Here, Massively explains all, and argues that we’re witnessing a rapid and far-reaching shift in the culture of MMORPGs.

With new free-to-play MMO titles like Earth Eternal in development and other titles ported from from Asia at a rapid-fire rate, has the market become oversaturated with free-to-play?



TOOLS AND TECH…

Vivox has launched VoiceChat, an App which allows Facebook friends to chat while gaming. The developers followed 100,000 users and found that those used voice chat in their games were four times more likely to be playing a game five weeks later than those who didn’t.

Twitter heroes Seesmic have come to the rescue
of both time-strapped Facebook brands and fans. Page admins can easily update their content – and fans can view all their Pages as distinct entities and engage with them more easily.

Our friends and partners Crisp, the online child protection specialist,
have unveiled Automated Behaviour Management (ABM). Working in real-time, ABM allows NetModerator clients to automate responses to low-level rule infringements such as sharing phone numbers or profanity, stopping potentially serious offenders from taking root in the game.

Social review tool provider PowerReviews is launching BrandConnect
, which features two elements: Listener and Megaphone. Listener asks users to review a product in far more detail than usual, and also carries out a 2-stage review-moderation programme. while Megaphone gives customers the option to syndicate their reviews to Facebook, Twitter, and their blogs.

Rookie social network Vreebit.com
launched last week.
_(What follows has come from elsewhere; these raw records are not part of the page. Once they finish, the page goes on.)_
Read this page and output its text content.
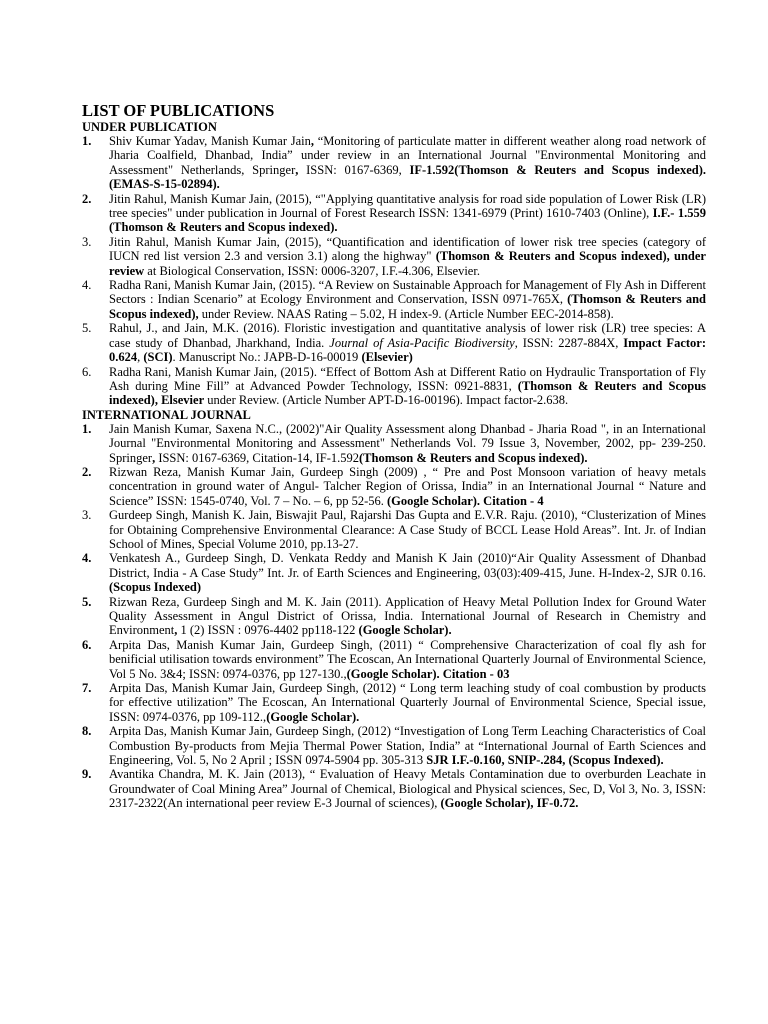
LIST OF PUBLICATIONS
UNDER PUBLICATION
1. Shiv Kumar Yadav, Manish Kumar Jain, “Monitoring of particulate matter in different weather along road network of Jharia Coalfield, Dhanbad, India” under review in an International Journal "Environmental Monitoring and Assessment" Netherlands, Springer, ISSN: 0167-6369, IF-1.592(Thomson & Reuters and Scopus indexed). (EMAS-S-15-02894).
2. Jitin Rahul, Manish Kumar Jain, (2015), “"Applying quantitative analysis for road side population of Lower Risk (LR) tree species" under publication in Journal of Forest Research ISSN: 1341-6979 (Print) 1610-7403 (Online), I.F.- 1.559 (Thomson & Reuters and Scopus indexed).
3. Jitin Rahul, Manish Kumar Jain, (2015), “Quantification and identification of lower risk tree species (category of IUCN red list version 2.3 and version 3.1) along the highway" (Thomson & Reuters and Scopus indexed), under review at Biological Conservation, ISSN: 0006-3207, I.F.-4.306, Elsevier.
4. Radha Rani, Manish Kumar Jain, (2015). “A Review on Sustainable Approach for Management of Fly Ash in Different Sectors : Indian Scenario” at Ecology Environment and Conservation, ISSN 0971-765X, (Thomson & Reuters and Scopus indexed), under Review. NAAS Rating – 5.02, H index-9. (Article Number EEC-2014-858).
5. Rahul, J., and Jain, M.K. (2016). Floristic investigation and quantitative analysis of lower risk (LR) tree species: A case study of Dhanbad, Jharkhand, India. Journal of Asia-Pacific Biodiversity, ISSN: 2287-884X, Impact Factor: 0.624, (SCI). Manuscript No.: JAPB-D-16-00019 (Elsevier)
6. Radha Rani, Manish Kumar Jain, (2015). “Effect of Bottom Ash at Different Ratio on Hydraulic Transportation of Fly Ash during Mine Fill” at Advanced Powder Technology, ISSN: 0921-8831, (Thomson & Reuters and Scopus indexed), Elsevier under Review. (Article Number APT-D-16-00196). Impact factor-2.638.
INTERNATIONAL JOURNAL
1. Jain Manish Kumar, Saxena N.C., (2002)"Air Quality Assessment along Dhanbad - Jharia Road ", in an International Journal "Environmental Monitoring and Assessment" Netherlands Vol. 79 Issue 3, November, 2002, pp- 239-250. Springer, ISSN: 0167-6369, Citation-14, IF-1.592(Thomson & Reuters and Scopus indexed).
2. Rizwan Reza, Manish Kumar Jain, Gurdeep Singh (2009) , “ Pre and Post Monsoon variation of heavy metals concentration in ground water of Angul- Talcher Region of Orissa, India” in an International Journal “ Nature and Science” ISSN: 1545-0740, Vol. 7 – No. – 6, pp 52-56. (Google Scholar). Citation - 4
3. Gurdeep Singh, Manish K. Jain, Biswajit Paul, Rajarshi Das Gupta and E.V.R. Raju. (2010), “Clusterization of Mines for Obtaining Comprehensive Environmental Clearance: A Case Study of BCCL Lease Hold Areas”. Int. Jr. of Indian School of Mines, Special Volume 2010, pp.13-27.
4. Venkatesh A., Gurdeep Singh, D. Venkata Reddy and Manish K Jain (2010)“Air Quality Assessment of Dhanbad District, India - A Case Study” Int. Jr. of Earth Sciences and Engineering, 03(03):409-415, June. H-Index-2, SJR 0.16. (Scopus Indexed)
5. Rizwan Reza, Gurdeep Singh and M. K. Jain (2011). Application of Heavy Metal Pollution Index for Ground Water Quality Assessment in Angul District of Orissa, India. International Journal of Research in Chemistry and Environment, 1 (2) ISSN : 0976-4402 pp118-122 (Google Scholar).
6. Arpita Das, Manish Kumar Jain, Gurdeep Singh, (2011) “ Comprehensive Characterization of coal fly ash for benificial utilisation towards environment” The Ecoscan, An International Quarterly Journal of Environmental Science, Vol 5 No. 3&4; ISSN: 0974-0376, pp 127-130.,(Google Scholar). Citation - 03
7. Arpita Das, Manish Kumar Jain, Gurdeep Singh, (2012) “ Long term leaching study of coal combustion by products for effective utilization” The Ecoscan, An International Quarterly Journal of Environmental Science, Special issue, ISSN: 0974-0376, pp 109-112.,(Google Scholar).
8. Arpita Das, Manish Kumar Jain, Gurdeep Singh, (2012) “Investigation of Long Term Leaching Characteristics of Coal Combustion By-products from Mejia Thermal Power Station, India” at “International Journal of Earth Sciences and Engineering, Vol. 5, No 2 April ; ISSN 0974-5904 pp. 305-313 SJR I.F.-0.160, SNIP-.284, (Scopus Indexed).
9. Avantika Chandra, M. K. Jain (2013), “ Evaluation of Heavy Metals Contamination due to overburden Leachate in Groundwater of Coal Mining Area” Journal of Chemical, Biological and Physical sciences, Sec, D, Vol 3, No. 3, ISSN: 2317-2322(An international peer review E-3 Journal of sciences), (Google Scholar), IF-0.72.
The site “combines the best of top social networking sites with new organizational, e-commerce and promotional tools, changing the way people connect, communicate and organize their social and professional lives”

Centaur Media has launched Reputation Online
, an ad-funded site aimed at PR firms, agencies and brands looking to better manage their image on the web.

BillMyParents has gone live:
Teens and tweens can use BillMyParents to purchase virtual goods and virtual currency for game play upgrades inside Gala-Net’s gPotato online game portal and Artix Entertainment’s AdventureQuest Worlds’ virtual game worlds.